Officially, the Minnesota-based retailer saw its sales rise 20 percent to $568 million for the three months ending April 3, led by a 116 percent increase in its online sales. With price increases and strong demand growth, almost two-thirds of Sleep Number’s top-line sales dropped to its bottom, leaving it with a gross profit of $356 million, up 18 percent from a year ago.
“Our digital ecosystem is enabling Sleep Number to efficiently acquire new customers. We are optimizing digital content that is tailored by the audience and platform in real time for efficiency and scale, and our results include highly qualified digital traffic growth of over 40 percent in the quarter and record levels of conversion,” CEO Shelly Ibach told investors and analysts on the company’s conference call.

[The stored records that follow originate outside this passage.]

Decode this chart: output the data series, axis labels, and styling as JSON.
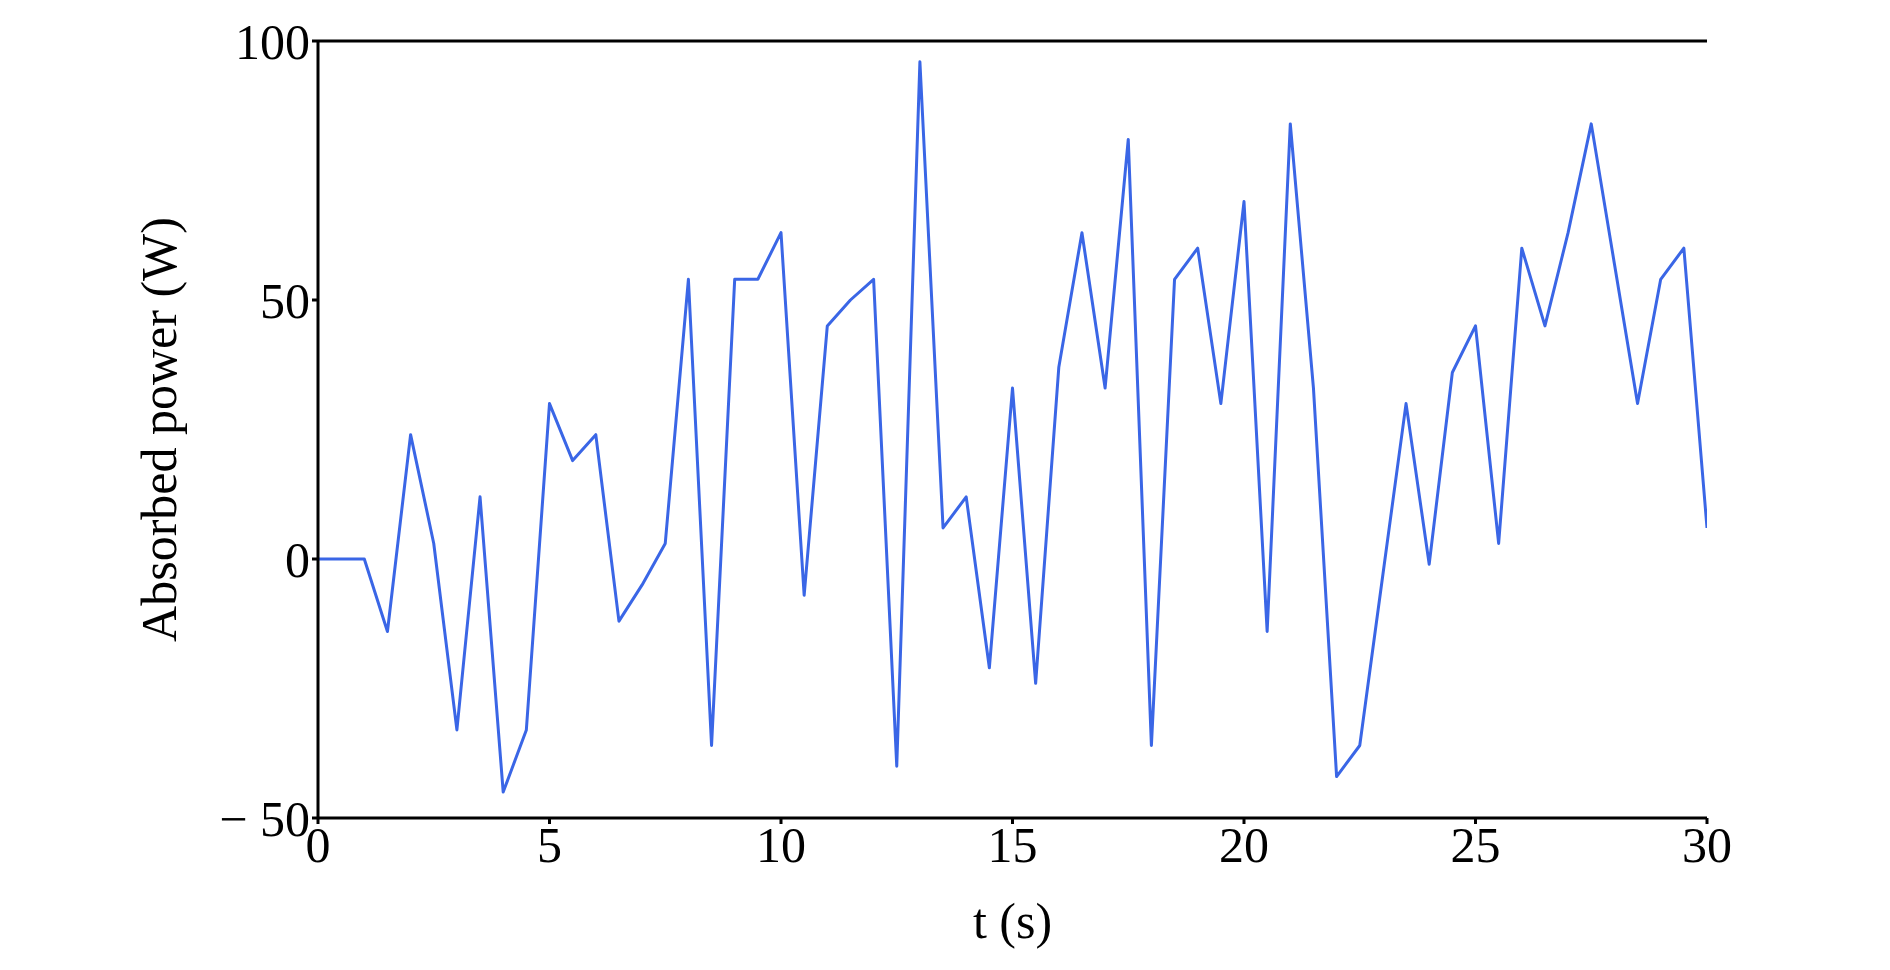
{
  "chart_data": {
    "type": "line",
    "xlabel": "t (s)",
    "ylabel": "Absorbed power (W)",
    "x": [
      0,
      0.5,
      1,
      1.5,
      2,
      2.5,
      3,
      3.5,
      4,
      4.5,
      5,
      5.5,
      6,
      6.5,
      7,
      7.5,
      8,
      8.5,
      9,
      9.5,
      10,
      10.5,
      11,
      11.5,
      12,
      12.5,
      13,
      13.5,
      14,
      14.5,
      15,
      15.5,
      16,
      16.5,
      17,
      17.5,
      18,
      18.5,
      19,
      19.5,
      20,
      20.5,
      21,
      21.5,
      22,
      22.5,
      23,
      23.5,
      24,
      24.5,
      25,
      25.5,
      26,
      26.5,
      27,
      27.5,
      28,
      28.5,
      29,
      29.5,
      30
    ],
    "series": [
      {
        "color": "#3a66e6",
        "values": [
          0,
          0,
          0,
          -14,
          24,
          3,
          -33,
          12,
          -45,
          -33,
          30,
          19,
          24,
          -12,
          -5,
          3,
          54,
          -36,
          54,
          54,
          63,
          -7,
          45,
          50,
          54,
          -40,
          96,
          6,
          12,
          -21,
          33,
          -24,
          37,
          63,
          33,
          81,
          -36,
          54,
          60,
          30,
          69,
          -14,
          84,
          33,
          -42,
          -36,
          -3,
          30,
          -1,
          36,
          45,
          3,
          60,
          45,
          63,
          84,
          57,
          30,
          54,
          60,
          6
        ]
      }
    ],
    "xlim": [
      0,
      30
    ],
    "xticks": [
      0,
      5,
      10,
      15,
      20,
      25,
      30
    ],
    "ylim": [
      -50,
      100
    ],
    "yticks": [
      {
        "value": -50,
        "label": "− 50"
      },
      0,
      50,
      100
    ],
    "grid": false,
    "legend": false,
    "marker": "none",
    "line_style": "solid"
  }
}
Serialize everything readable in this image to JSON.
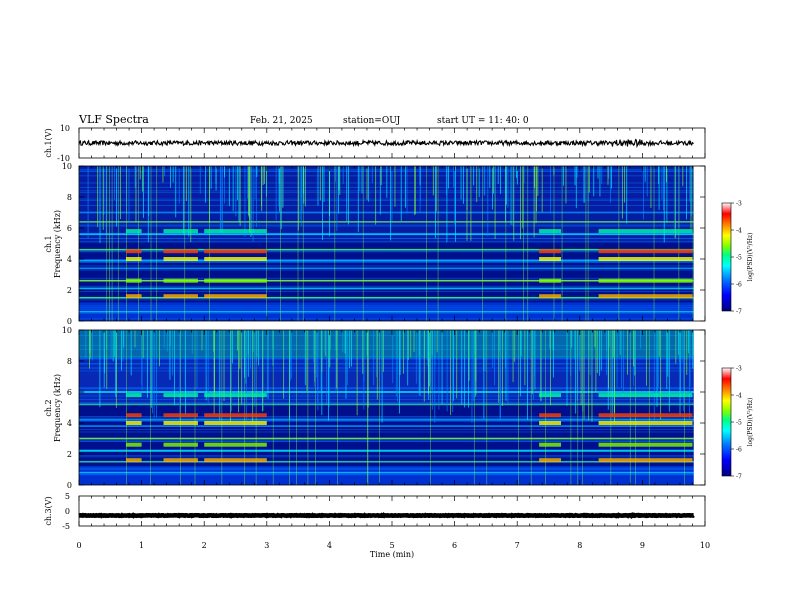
{
  "header": {
    "title": "VLF Spectra",
    "date": "Feb. 21, 2025",
    "station": "station=OUJ",
    "start": "start  UT =   11: 40: 0"
  },
  "colors": {
    "spectrogram_background": "#00108c",
    "colormap": [
      "#000080",
      "#0000ff",
      "#0080ff",
      "#00ffff",
      "#00ff80",
      "#80ff00",
      "#ffff00",
      "#ff8000",
      "#ff0000",
      "#ffffff"
    ]
  },
  "chart_data": [
    {
      "type": "line",
      "name": "ch1-waveform",
      "ylabel": "ch.1(V)",
      "ylim": [
        -10,
        10
      ],
      "yticks": [
        "10",
        "-10"
      ],
      "xlim": [
        0,
        10
      ],
      "trace_level": 0,
      "trace_amplitude": 1.5,
      "color": "#000000"
    },
    {
      "type": "heatmap",
      "name": "ch1-spectrogram",
      "ylabel_top": "ch.1",
      "ylabel": "Frequency (kHz)",
      "ylim": [
        0,
        10
      ],
      "yticks": [
        "0",
        "2",
        "4",
        "6",
        "8",
        "10"
      ],
      "xlim": [
        0,
        10
      ],
      "colorbar": {
        "label": "log(PSD)(V²/Hz)",
        "ticks": [
          "-3",
          "-4",
          "-5",
          "-6",
          "-7"
        ],
        "range": [
          -7,
          -3
        ]
      },
      "bright_bands_khz": [
        0.6,
        1.5,
        2.1,
        2.6,
        3.4,
        3.9,
        4.6,
        5.6,
        6.4,
        7.0
      ],
      "bursts_min": [
        [
          0.75,
          1.0
        ],
        [
          1.35,
          1.9
        ],
        [
          2.0,
          3.0
        ],
        [
          7.35,
          7.7
        ],
        [
          8.3,
          9.8
        ]
      ]
    },
    {
      "type": "heatmap",
      "name": "ch2-spectrogram",
      "ylabel_top": "ch.2",
      "ylabel": "Frequency (kHz)",
      "ylim": [
        0,
        10
      ],
      "yticks": [
        "0",
        "2",
        "4",
        "6",
        "8",
        "10"
      ],
      "xlim": [
        0,
        10
      ],
      "colorbar": {
        "label": "log(PSD)(V²/Hz)",
        "ticks": [
          "-3",
          "-4",
          "-5",
          "-6",
          "-7"
        ],
        "range": [
          -7,
          -3
        ]
      },
      "bright_bands_khz": [
        0.8,
        1.5,
        2.2,
        3.0,
        3.8,
        4.2,
        5.2,
        6.0
      ],
      "bursts_min": [
        [
          0.75,
          1.0
        ],
        [
          1.35,
          1.9
        ],
        [
          2.0,
          3.0
        ],
        [
          7.35,
          7.7
        ],
        [
          8.3,
          9.8
        ]
      ]
    },
    {
      "type": "line",
      "name": "ch3-waveform",
      "ylabel": "ch.3(V)",
      "ylim": [
        -5,
        5
      ],
      "yticks": [
        "5",
        "0",
        "-5"
      ],
      "xlim": [
        0,
        10
      ],
      "trace_level": -1.5,
      "trace_amplitude": 0.1,
      "color": "#000000"
    }
  ],
  "xaxis": {
    "label": "Time  (min)",
    "ticks": [
      "0",
      "1",
      "2",
      "3",
      "4",
      "5",
      "6",
      "7",
      "8",
      "9",
      "10"
    ],
    "range": [
      0,
      10
    ]
  }
}
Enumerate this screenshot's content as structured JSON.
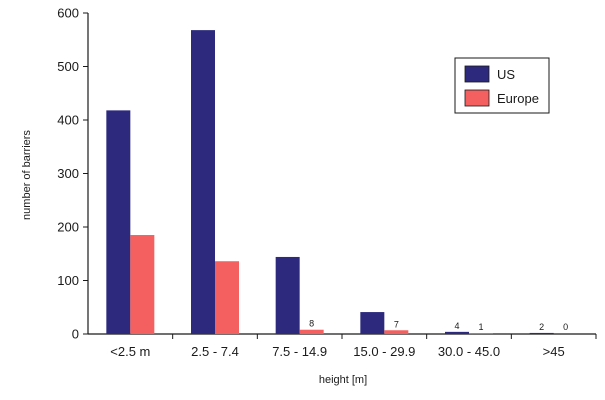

In short, Ibach said, “our sell-from-anywhere model directly aligns with how customers want to shop — in-store, online or by phone — and delivers a seamless, value-added experience across all touchpoints.”
That Foam Problem
The only nightmare in an otherwise dreamy quarter was the fact that Sleep Number’s record results — which crushed analysts’ expectations by more than a $1.00 per share — would have been even better had it not been for “foam supply constraints” that shifted more than $50 million of deliveries into the second quarter.
“Q1 demand drove the highest quarterly sales in company history,” Sleep Number CFO David Callen said on the call. “This accelerated demand, combined with temporary foam and chemical supply constraints, resulted in [roughly two weeks worth of] deliveries shifting out of the first quarter. However, foam production is now expected to normalize by the end of Q2.”
Even so, Callen said the average sales per store rose 9 percent to almost $3.2 million, while the average revenue per mattress unit topped $5,000 for the first time, up from $4,884 in 2020.
That said, the portion of revenue that Sleep Number does online is still just 14 percent of total sales — a figure that, while growing rapidly, is well below the highly profitable digital sales rates that have been posted by many other national retail chains.
Looking Ahead
Callen also said the mattress retailer is expecting approximately $25 million of pressure on gross margin for the balance of the year due to higher-than-expected commodity, labor and logistical costs, but is confident that the company could offset $20 million of that hit through targeted price increases and efficiency gains. All in, Sleep Number told investors that it is raising its full-year earnings target to $6.50 per share, up $0.50 from the previous forecast made just two months ago.
“Raising 2021 guidance reflects the strength of our first-quarter performance and underscores the value inherent in the convergence of our growing sleep innovation leadership, pioneering ‘360 smart beds,’ digital ecosystems and lifelong customer relationships,” Ibach said, adding that “more sleep data leads to better consumer insights and advancement of sleep health innovations.”
Sleep Number’s stock has slid about 15 percent over the past month after rising almost 500 percent in the past 12 months, leaving the company with a market value of $3.1 billion.